L’élaboration du troisième projet social a ainsi été l’occasion d’expérimenter un travail interservices à partir d’un traitement transversal de la question de la solidarité. Les équipes municipales, y compris celle de la culture, ont réfléchi sur la manière dont chaque service pouvait mieux prendre en compte les plus démunis et « favoriser des rencontres dans les quartiers qui permettent de mieux vivre ensemble », explique l’élue. La réflexion commune et la déclinaison opérationnelle d’une question sociale globale auraient ainsi permis de rapprocher les agents municipaux. Il n’est pas surprenant qu’un acteur social, en la personne du directeur de l’Association des centres d’animation de quartier de Bordeaux, ait alors initié un travail sur les représentations avec les responsables de la direction de la culture, qui semblent par ailleurs satisfaits de la démarche : « Il a mis en place une démarche projet avec des acteurs qui se sont retrouvés autour de la table pour la première fois de leur vie. Des acteurs sociaux, socioculturels, culturels. Et ils se sont rendu compte que l’offre et la demande ne s’étaient jamais parlées. Ils ont mis six mois à établir un lexique commun, à parler la même langue, à dire c’est quoi un public en difficulté, un public éloigné.
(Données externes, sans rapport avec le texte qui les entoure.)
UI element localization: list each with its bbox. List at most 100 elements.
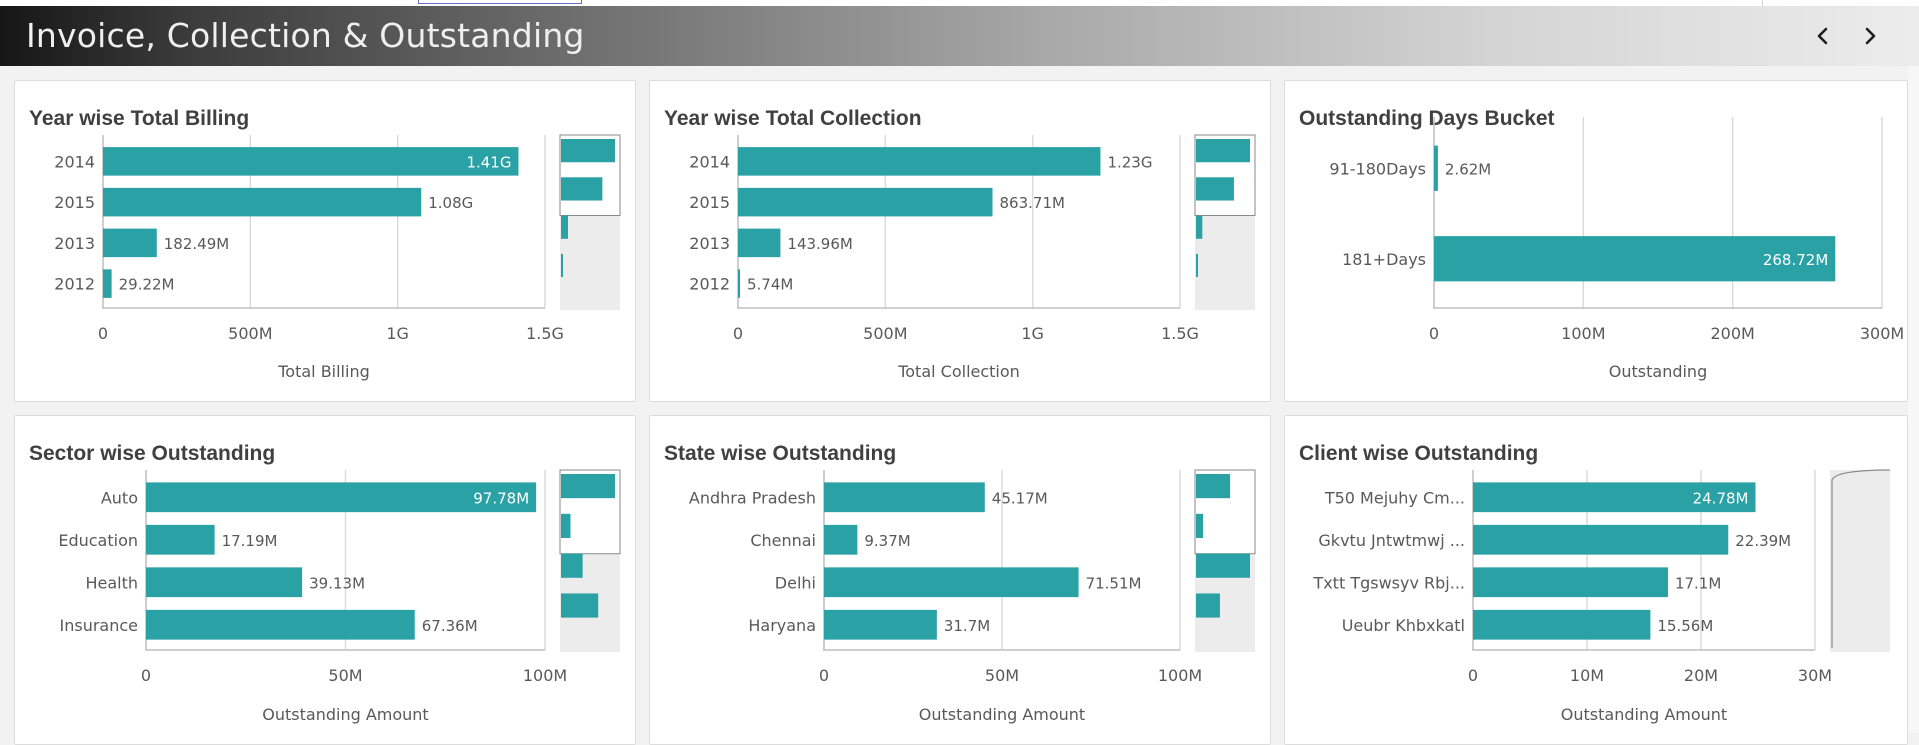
minichart-bar: [1196, 253, 1198, 278]
bar: [146, 524, 215, 555]
x-axis-title: Outstanding Amount: [1561, 705, 1727, 724]
chevron-right-icon: [1865, 27, 1876, 45]
value-label: 1.23G: [1107, 153, 1152, 171]
bar-chart: 0 500M 1G 1.5G 2014 1.41G 2015 1.08G 2013 182.49M…: [54, 134, 621, 381]
sheet-header: Invoice, Collection & Outstanding: [0, 6, 1919, 66]
x-tick-label: 500M: [863, 324, 907, 343]
bar: [1473, 609, 1651, 640]
minichart-bar: [1196, 553, 1250, 578]
bar: [103, 147, 519, 176]
x-axis-title: Total Collection: [897, 362, 1020, 381]
category-label: Health: [85, 573, 138, 592]
minichart-bar: [561, 177, 603, 201]
x-tick-label: 50M: [328, 666, 362, 685]
x-tick-label: 1.5G: [526, 324, 564, 343]
x-tick-label: 1G: [386, 324, 409, 343]
value-label: 143.96M: [787, 235, 852, 253]
category-label: Education: [58, 531, 138, 550]
minichart-window: [1830, 470, 1890, 652]
bar: [103, 187, 422, 217]
x-axis-title: Outstanding: [1609, 362, 1707, 381]
bar: [738, 147, 1101, 176]
minichart-bar: [561, 513, 571, 538]
previous-sheet-button[interactable]: [1805, 18, 1841, 54]
value-label: 1.08G: [428, 194, 473, 212]
category-label: 2015: [689, 193, 730, 212]
bar-chart: 0 100M 200M 300M 91-180Days 2.62M 181+Days 268.…: [1329, 117, 1904, 381]
x-tick-label: 100M: [523, 666, 567, 685]
minichart-bar: [1196, 139, 1250, 163]
value-label: 31.7M: [944, 617, 990, 635]
bar: [738, 228, 781, 258]
bar: [1473, 567, 1668, 598]
minichart-bar: [1196, 474, 1231, 499]
chevron-left-icon: [1817, 27, 1828, 45]
x-tick-label: 20M: [1684, 666, 1718, 685]
x-tick-label: 300M: [1860, 324, 1904, 343]
minichart-bar: [561, 593, 599, 618]
bar: [103, 269, 112, 298]
chart-card-billing[interactable]: Year wise Total Billing 0 500M 1G 1.5G 2014 1…: [14, 80, 636, 402]
x-tick-label: 0: [98, 324, 108, 343]
category-label: 181+Days: [1342, 250, 1426, 269]
bar: [1473, 524, 1729, 555]
bar-chart: 0 500M 1G 1.5G 2014 1.23G 2015 863.71M 2013 143.9…: [689, 134, 1256, 381]
value-label: 97.78M: [473, 489, 529, 507]
chart-card-client[interactable]: Client wise Outstanding 0 10M 20M 30M T50 Me…: [1284, 415, 1908, 745]
chart-card-outstanding-days-bucket[interactable]: Outstanding Days Bucket 0 100M 200M 300M 91-…: [1284, 80, 1908, 402]
category-label: 2014: [54, 152, 95, 171]
category-label: Txtt Tgswsyv Rbj...: [1312, 573, 1465, 592]
value-label: 5.74M: [747, 276, 793, 294]
bar-chart: 0 50M 100M Auto 97.78M Education 17.19M Health 3…: [58, 469, 621, 724]
value-label: 2.62M: [1445, 160, 1491, 178]
value-label: 39.13M: [309, 574, 365, 592]
minichart-bar: [1196, 513, 1204, 538]
x-tick-label: 100M: [1158, 666, 1202, 685]
value-label: 15.56M: [1657, 617, 1713, 635]
category-label: Delhi: [775, 573, 816, 592]
category-label: 2013: [54, 234, 95, 253]
category-label: Haryana: [748, 616, 816, 635]
bar: [146, 609, 415, 640]
value-label: 9.37M: [864, 532, 910, 550]
bar: [738, 269, 740, 298]
bar: [738, 187, 993, 217]
minichart-bar: [561, 553, 583, 578]
value-label: 67.36M: [422, 617, 478, 635]
next-sheet-button[interactable]: [1852, 18, 1888, 54]
x-tick-label: 0: [1468, 666, 1478, 685]
minichart-bar: [561, 253, 563, 278]
category-label: 91-180Days: [1329, 159, 1426, 178]
value-label: 1.41G: [466, 153, 511, 171]
value-label: 268.72M: [1763, 251, 1828, 269]
chart-card-state[interactable]: State wise Outstanding 0 50M 100M Andhra Pr…: [649, 415, 1271, 745]
x-tick-label: 30M: [1798, 666, 1832, 685]
category-label: T50 Mejuhy Cm...: [1324, 488, 1465, 507]
x-tick-label: 0: [141, 666, 151, 685]
chart-card-collection[interactable]: Year wise Total Collection 0 500M 1G 1.5G 20…: [649, 80, 1271, 402]
category-label: Ueubr Khbxkatl: [1342, 616, 1465, 635]
bar: [146, 567, 303, 598]
category-label: 2014: [689, 152, 730, 171]
bar-chart: 0 50M 100M Andhra Pradesh 45.17M Chennai 9.37M…: [689, 469, 1256, 724]
x-tick-label: 10M: [1570, 666, 1604, 685]
category-label: Auto: [101, 488, 138, 507]
x-axis-title: Total Billing: [277, 362, 370, 381]
x-tick-label: 0: [819, 666, 829, 685]
bar: [824, 482, 985, 513]
x-axis-title: Outstanding Amount: [919, 705, 1085, 724]
bar: [824, 609, 937, 640]
value-label: 182.49M: [164, 235, 229, 253]
category-label: Chennai: [750, 531, 816, 550]
x-tick-label: 0: [733, 324, 743, 343]
x-tick-label: 1G: [1021, 324, 1044, 343]
minichart-bar: [1196, 215, 1203, 239]
chart-card-sector[interactable]: Sector wise Outstanding 0 50M 100M Auto 97.7…: [14, 415, 636, 745]
x-tick-label: 50M: [985, 666, 1019, 685]
x-tick-label: 500M: [228, 324, 272, 343]
x-axis-title: Outstanding Amount: [262, 705, 428, 724]
category-label: 2015: [54, 193, 95, 212]
category-label: 2012: [54, 275, 95, 294]
value-label: 17.19M: [222, 532, 278, 550]
x-tick-label: 100M: [1561, 324, 1605, 343]
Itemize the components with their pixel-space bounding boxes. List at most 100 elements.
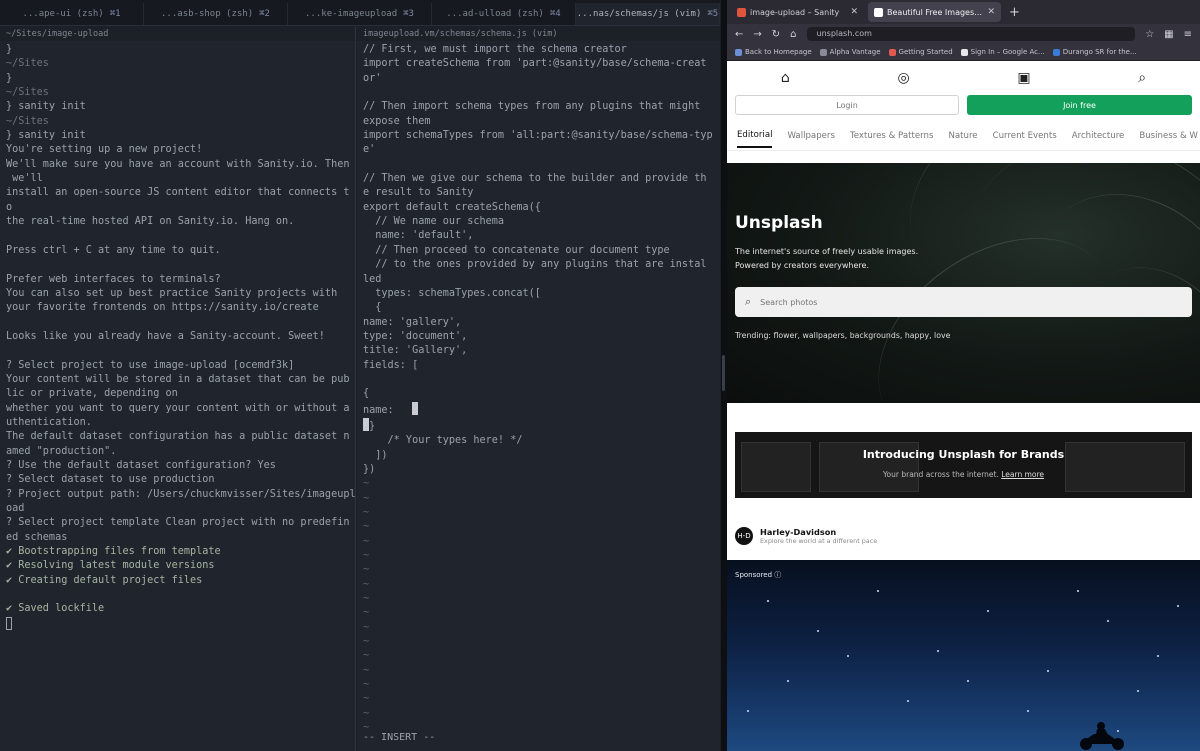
code-text: import createSchema from 'part:@sanity/b… <box>363 58 707 70</box>
code-line: fields: [ <box>363 359 716 373</box>
topic-business-work[interactable]: Business & W <box>1139 131 1198 141</box>
terminal-tab[interactable]: ...asb-shop (zsh) ⌘2 <box>144 3 288 25</box>
code-line: export default createSchema({ <box>363 201 716 215</box>
star <box>1157 655 1159 657</box>
code-line: // Then we give our schema to the builde… <box>363 172 716 186</box>
code-text: { <box>363 388 370 400</box>
close-tab-icon[interactable]: ✕ <box>850 7 858 17</box>
star <box>1047 670 1049 672</box>
hero-title: Unsplash <box>735 213 823 233</box>
unsplash-favicon-icon <box>874 7 883 17</box>
star <box>1117 730 1119 732</box>
star <box>767 600 769 602</box>
bookmark-icon <box>1052 48 1060 56</box>
address-bar[interactable]: unsplash.com <box>806 27 1136 41</box>
bookmark-item[interactable]: Sign In – Google Ac... <box>960 48 1045 56</box>
code-line: e' <box>363 143 716 157</box>
vim-empty-line-marker: ~ <box>363 521 370 533</box>
browser-tab-unsplash[interactable]: Beautiful Free Images & Pictures | Unspl… <box>868 2 1001 22</box>
terminal-tab-shortcut: ⌘1 <box>109 9 121 19</box>
left-pane-title: ~/Sites/image-upload <box>0 27 355 41</box>
vim-buffer[interactable]: // First, we must import the schema crea… <box>357 41 720 736</box>
topic-textures-patterns[interactable]: Textures & Patterns <box>850 131 934 141</box>
menu-icon[interactable]: ≡ <box>1184 29 1192 40</box>
explore-icon[interactable]: ◎ <box>897 70 909 86</box>
brands-banner[interactable]: Introducing Unsplash for Brands Your bra… <box>735 432 1192 498</box>
home-button-icon[interactable]: ⌂ <box>790 29 796 40</box>
terminal-line: Your content will be stored in a dataset… <box>6 373 350 385</box>
vim-empty-line-marker: ~ <box>363 707 370 719</box>
topic-current-events[interactable]: Current Events <box>993 131 1057 141</box>
code-text: /* Your types here! */ <box>363 435 523 447</box>
sponsored-photo[interactable]: Sponsored ⓘ <box>727 560 1200 751</box>
code-line: // Then import schema types from any plu… <box>363 100 716 114</box>
bookmark-star-icon[interactable]: ☆ <box>1145 29 1154 40</box>
hero-search-bar[interactable]: ⌕ <box>735 287 1192 317</box>
close-tab-icon[interactable]: ✕ <box>987 7 995 17</box>
bookmark-item[interactable]: Durango SR for the... <box>1052 48 1137 56</box>
terminal-line: } sanity init <box>6 101 86 113</box>
terminal-output: } ~/Sites} ~/Sites} sanity init ~/Sites} sa… <box>0 41 355 633</box>
vim-editor-pane[interactable]: imageupload.vm/schemas/schema.js (vim) /… <box>357 27 720 751</box>
search-input[interactable] <box>760 297 1161 307</box>
terminal-tab[interactable]: ...ke-imageupload ⌘3 <box>288 3 432 25</box>
terminal-line: ? Project output path: /Users/chuckmviss… <box>6 488 356 500</box>
join-free-button[interactable]: Join free <box>967 95 1192 115</box>
terminal-tab[interactable]: ...ape-ui (zsh) ⌘1 <box>0 3 144 25</box>
vim-empty-line-marker: ~ <box>363 636 370 648</box>
code-line: import createSchema from 'part:@sanity/b… <box>363 57 716 71</box>
sponsor-header[interactable]: H-D Harley-Davidson Explore the world at… <box>735 527 877 545</box>
star <box>987 610 989 612</box>
forward-icon[interactable]: → <box>753 29 761 40</box>
bookmarks-toolbar: Back to Homepage Alpha Vantage Getting S… <box>727 44 1200 61</box>
terminal-tab[interactable]: ...nas/schemas/js (vim) ⌘5 <box>576 3 720 25</box>
bookmark-item[interactable]: Getting Started <box>888 48 953 56</box>
code-text: type: 'document', <box>363 330 468 342</box>
vim-empty-line-marker: ~ <box>363 679 370 691</box>
home-icon[interactable]: ⌂ <box>781 70 790 86</box>
terminal-line: } sanity init <box>6 130 86 142</box>
topic-nature[interactable]: Nature <box>948 131 977 141</box>
terminal-line: Press ctrl + C at any time to quit. <box>6 244 221 256</box>
topic-editorial[interactable]: Editorial <box>737 123 773 148</box>
bookmark-item[interactable]: Back to Homepage <box>735 48 812 56</box>
terminal-tab[interactable]: ...ad-ulload (zsh) ⌘4 <box>432 3 576 25</box>
back-icon[interactable]: ← <box>735 29 743 40</box>
code-line: led <box>363 273 716 287</box>
terminal-line: your favorite frontends on https://sanit… <box>6 302 319 314</box>
bookmark-icon <box>960 48 968 56</box>
code-line: /* Your types here! */ <box>363 434 716 448</box>
learn-more-link[interactable]: Learn more <box>1001 470 1044 479</box>
collections-icon[interactable]: ▣ <box>1017 70 1030 86</box>
reload-icon[interactable]: ↻ <box>772 29 780 40</box>
terminal-line: whether you want to query your content w… <box>6 402 350 414</box>
bookmark-icon <box>819 48 827 56</box>
code-line: // to the ones provided by any plugins t… <box>363 258 716 272</box>
browser-tab-sanity[interactable]: image-upload – Sanity ✕ <box>731 2 864 22</box>
extensions-icon[interactable]: ▦ <box>1164 29 1173 40</box>
code-line: } <box>363 417 716 434</box>
topic-architecture[interactable]: Architecture <box>1072 131 1125 141</box>
topic-wallpapers[interactable]: Wallpapers <box>787 131 834 141</box>
terminal-line: } <box>6 72 13 84</box>
star <box>907 700 909 702</box>
terminal-line: oad <box>6 503 25 514</box>
code-text: { <box>363 302 382 314</box>
brands-banner-title: Introducing Unsplash for Brands <box>862 448 1065 461</box>
info-icon[interactable]: ⓘ <box>774 571 781 579</box>
code-text: import schemaTypes from 'all:part:@sanit… <box>363 130 713 142</box>
code-text: title: 'Gallery', <box>363 345 468 357</box>
terminal-left-pane[interactable]: ~/Sites/image-upload } ~/Sites} ~/Sites} s… <box>0 27 356 751</box>
search-icon[interactable]: ⌕ <box>1138 70 1146 86</box>
terminal-tab-title: ...ape-ui (zsh) <box>22 9 104 19</box>
terminal-line: ✔ Creating default project files <box>6 574 203 586</box>
terminal-cursor <box>6 616 351 633</box>
login-button[interactable]: Login <box>735 95 959 115</box>
new-tab-icon[interactable]: + <box>1005 5 1024 20</box>
code-line: import schemaTypes from 'all:part:@sanit… <box>363 129 716 143</box>
sponsor-tagline: Explore the world at a different pace <box>760 537 878 545</box>
trending-searches[interactable]: Trending: flower, wallpapers, background… <box>735 331 950 340</box>
bookmark-item[interactable]: Alpha Vantage <box>819 48 881 56</box>
divider-grip-icon[interactable] <box>722 355 725 391</box>
sponsor-name: Harley-Davidson <box>760 527 837 537</box>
Et ils se sont découverts. », précise la directrice adjointe de la culture.

En attendant le grand jour de l’harmonisation des approches et de la mise en commun effective des projets, il semble difficile de parler de décloisonnement culturel effectif, même si, comme le prétend l’élu à la culture, cette dernière serait enfin devenue à Bordeaux, une « pratique sociale »

De même, ce fameux 4ème pilier du développement durable qu’il appelle de ses vœux occupe une place relativement modeste dans l’agenda 21 de la ville. La culture apparaît dans l’objectif 16 du thème 6 (sur un total de 7 thèmes), portant sur la sensibilisation et l’éducation au développement durable et sur l’élaboration d’autres formes de gouvernance. Il est question de mieux inscrire la culture dans la ville en valorisant le patrimoine culturel, en créant des événements générateurs de rencontres et de partage ou encore en systématisant l’intégration de la dimension culturelle et/ou des lieux de fabrique dans les projets d’aménagement urbain. Sur la question de la gouvernance, une allusion à la création d’assises de la culture est faite, mais force est de constater que la dimension culturelle apparaît dans l’agenda 21 de la ville, sous la forme d’orientations générales manquant d’ambition et déjà éprouvées par ailleurs. De l’aveu même du directeur du développement durable, la culture constitue « le maillon le plus faible » de l’agenda 21. Dans le projet bordelais, la dimension culturelle est avant tout sollicitée, selon lui, pour « mobiliser de façon plus joyeuse, pas seulement pédagogique mais ludique », au travers notamment de spectacles déclinant la thématique de la protection

de l’environnement. Le créneau choisi se révèle, en effet, bien étroit au regard des enjeux culturels actuels.

L’agenda 21 pour la culture, adopté par les cités et gouvernements locaux (CGLU), à Barcelone en 2004, mais dont Bordeaux n’est pas signataire22, réaffirme les principes énoncés par l’Unesco sur la promotion et la protection de la diversité culturelle et s’appuie sur la théorie des quatre piliers du développement durable proposée par Jon Hawkes (2001). Jordi Pascual formule celle-ci en ces termes : « les actions pour le développement des sociétés reposent sur quatre piliers : le pilier économique porte sur la richesse créative ; le pilier social redistribue cette richesse, tandis que le troisième pilier, l’environnemental, s’occupe de la responsabilité envers l’environnement ; la boucle du développement ne peut se fermer sans un quatrième pilier, celui de la culture » (cité par Blouët, 2008 : 18). L’Agenda 21 de la culture promeut les villes au titre d’instances privilégiées du changement sociétal et soutient que les politiques culturelles doivent portées cette ambition en proposant une approche globale, transversale et inclusive du développement. L’élaboration de nouveaux modes de gouvernance ainsi que la participation à la vie culturelle des citoyens constituant alors les modalités de la mise en œuvre.